In the previous post, I mentioned that I took a Myers-Briggs personality test at work and found that I am an INFP. A certain part of the profile I received makes me wonder: there's a list of famous INFPs at the end. Now, it's safe to assume that they didn't actually have these famous people take the test, but I guess I'm okay with labeling some of them as INFPs, because we have plenty of evidence to support what these people's personalities were like (these include Oscar Wilde, Mr. Rogers, Princess Di, Kurt Cobain, Carl Rogers, and Neil Diamond, in case you care). Some, however, (Mary, the mother of Jesus? Homer? St. Luke? St. John? Virgil?) are quite sketchy. When a person's biography starts out with something like "Legend has it that...", there's no way we have enough information that we can assign one of sixteen Myers-Briggs personality types to them.
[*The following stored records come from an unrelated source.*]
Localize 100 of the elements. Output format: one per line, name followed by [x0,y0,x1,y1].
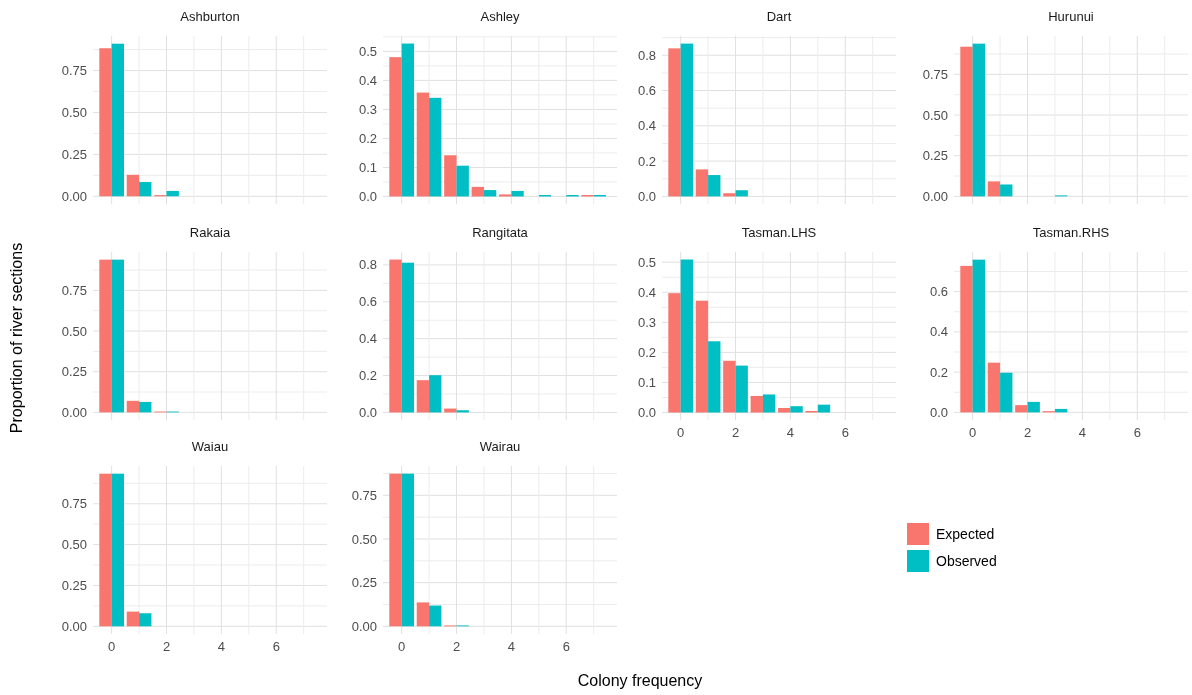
y-tick-label: 0.5 [358,43,377,59]
bar [723,193,736,197]
bar [139,182,152,197]
x-tick-label: 0 [398,639,406,654]
bar [111,259,124,413]
y-tick-label: 0.6 [358,294,377,310]
y-tick-label: 0.4 [358,72,377,88]
bar [456,165,469,197]
bar [401,473,414,627]
x-tick-label: 0 [677,425,685,440]
bar [987,181,1001,197]
bar [111,473,124,627]
y-tick-label: 0.6 [929,284,948,300]
bar [680,43,693,197]
y-tick-label: 0.75 [61,496,87,512]
y-tick-label: 0.4 [637,284,656,300]
bar [708,341,721,413]
bar [511,190,524,197]
x-tick-label: 6 [1133,425,1141,440]
y-tick-label: 0.2 [358,130,377,146]
x-tick-label: 2 [1023,425,1032,440]
y-tick-label: 0.8 [358,257,377,273]
y-tick-label: 0.1 [637,374,656,390]
x-tick-label: 4 [1078,425,1086,440]
x-tick-label: 6 [272,639,280,654]
y-tick-label: 0.1 [358,159,377,175]
y-tick-label: 0.25 [61,578,87,594]
bar [695,300,709,413]
bar [960,265,973,413]
y-tick-label: 0.0 [637,405,656,421]
x-tick-label: 6 [562,639,570,654]
bar [429,605,442,627]
y-tick-label: 0.50 [922,107,948,123]
y-tick-label: 0.25 [351,575,377,591]
legend-label: Expected [936,525,995,542]
bar [416,92,430,197]
y-tick-label: 0.4 [358,331,377,347]
bar [444,155,457,197]
y-tick-label: 0.2 [637,153,656,169]
x-tick-label: 6 [841,425,849,440]
bar [99,259,112,413]
bar [499,194,512,197]
bar [111,43,124,197]
x-tick-label: 2 [452,639,461,654]
y-tick-label: 0.50 [61,537,87,553]
chart-title: Waiau [191,439,229,454]
y-tick-label: 0.25 [61,146,87,162]
y-tick-label: 0.8 [637,47,656,63]
bar [126,400,140,413]
y-tick-label: 0.75 [61,282,87,298]
x-tick-label: 4 [217,639,225,654]
bar [668,48,681,197]
chart-title: Rangitata [472,225,529,240]
chart-title: Hurunui [1048,9,1094,24]
bar [750,395,763,413]
bar [735,190,748,197]
bar [790,406,803,413]
bar [126,174,140,197]
x-axis-title: Colony frequency [577,672,703,689]
bar [389,57,402,197]
bar [416,602,430,627]
y-tick-label: 0.0 [358,404,377,420]
bar [695,169,709,197]
x-tick-label: 4 [786,425,794,440]
y-tick-label: 0.0 [358,189,377,205]
y-tick-label: 0.6 [637,83,656,99]
bar [987,362,1001,413]
x-tick-label: 2 [731,425,740,440]
bar [668,293,681,413]
bar [735,365,748,413]
y-tick-label: 0.00 [61,404,87,420]
y-tick-label: 0.3 [358,101,377,117]
y-tick-label: 0.2 [637,344,656,360]
y-tick-label: 0.4 [929,324,948,340]
bar [708,175,721,197]
bar [416,380,430,413]
bar [471,186,484,197]
bar [429,97,442,197]
y-tick-label: 0.25 [922,148,948,164]
y-tick-label: 0.50 [61,323,87,339]
bar [1015,405,1028,413]
y-tick-label: 0.00 [351,618,377,634]
chart-title: Dart [766,9,792,24]
bar [1027,401,1040,413]
bar [99,473,112,627]
bar [972,259,985,413]
y-tick-label: 0.50 [351,531,377,547]
bar [401,43,414,197]
y-tick-label: 0.0 [637,188,656,204]
chart-title: Ashburton [180,9,240,24]
y-tick-label: 0.2 [358,368,377,384]
chart-title: Rakaia [189,225,231,240]
chart-title: Ashley [480,9,520,24]
bar [972,43,985,197]
bar [139,613,152,627]
y-tick-label: 0.2 [929,364,948,380]
y-tick-label: 0.5 [637,254,656,270]
y-tick-label: 0.00 [61,188,87,204]
bar [401,262,414,413]
legend-label: Observed [936,552,997,569]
So dumb.
But I suppose they probably just put these things at the end so that you feel good about yourself anyway ("This person was successful and we had the same personality type, so I can be successful, too!"). It's kind of like the Matchmaker things in high school (remember those, you former Burroughs students reading this?), when they tell you that you are compatible with Josh Hartnett (I'm pretty sure that's who I got one of those years), so that you can feel okay about the fact that everyone on the actual-human-beings section of your list is either a huge nerd or someone you know nothing about.
Man, I think I have my Matchmakers in my old yearbooks at home somewhere. I'll have to remember to look at those next time I'm in Ridgecrest. All I remember is Spencer Witt was #10 on my list in 10th grade and he didn't believe me because I wasn't on his list and I had to explain to him why I could have him on my list but not be on his list and he somehow couldn't get it and it infuriated me. Also, I would always have the Mormon boys, which also infuriated me but I'm not really sure why.